Ze heeft me gemaild. Ze is volledig op. Ze heeft zich rot gevochten voor haar gezin, maar uiteindelijk wil hij toch niet meer met haar verder. Zijn eerste misstappen heeft ze hem vergeven en nu wil hij niet meer verder? Liever door met die ander? Ze is woest. En niet eens zozeer op hem, maar vooral op haar.
Ze hadden het zo goed voor elkaar. Een mooi huis, allebei drukke maar mooie banen, twee lieve jongens en een fijne vriendenkring. En natuurlijk was het hectisch, met oppas en toch leuke dingen blijven doen, met het werk en toch tijd vinden voor elkaar, maar het leek allemaal wonderwel goed te gaan. Vakanties deden hun altijd veel goed en toen de jongens wat ouder werden, werd het ook allemaal wat makkelijker.
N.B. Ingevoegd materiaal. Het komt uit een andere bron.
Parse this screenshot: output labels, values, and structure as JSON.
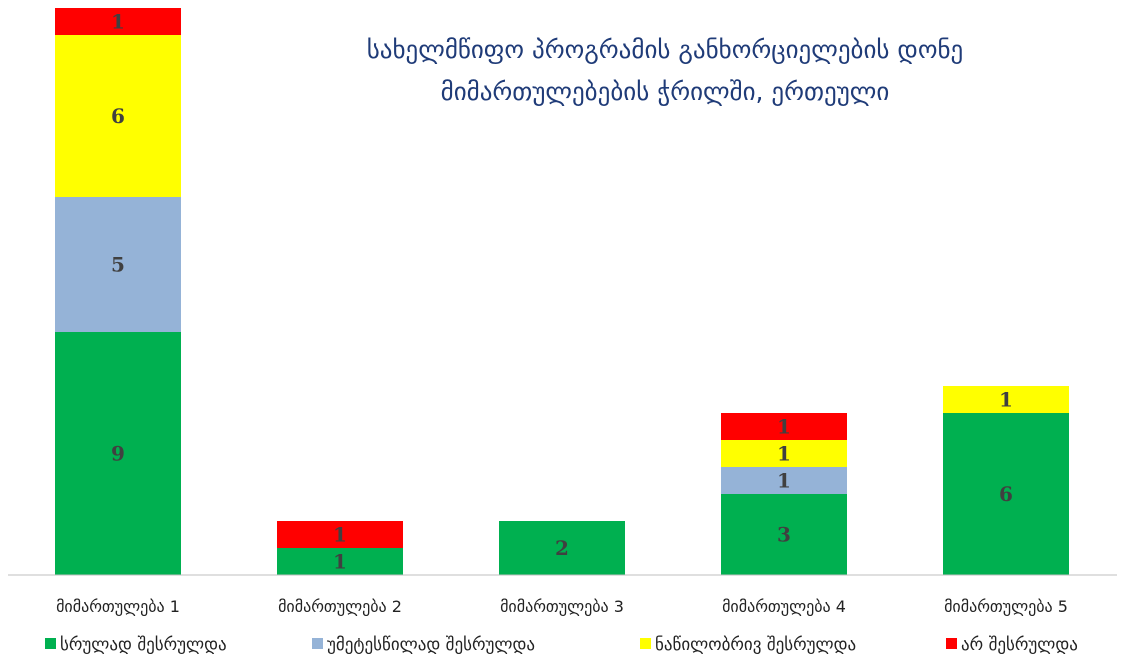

Ze gingen met zijn vieren regelmatig samen wat eten, of gewoon bij elkaar borrelen. Ze heeft nooit iets door gehad. Ze wil alles weten: wanneer het is begonnen, waarmee het is begonnen, wie de eerste stap zette, wanneer ze voor het eerst samen naar een hotel gingen. Zijn zakenreizen; ging ze mee, wanneer dan, waarheen? Alles wilde ze weten.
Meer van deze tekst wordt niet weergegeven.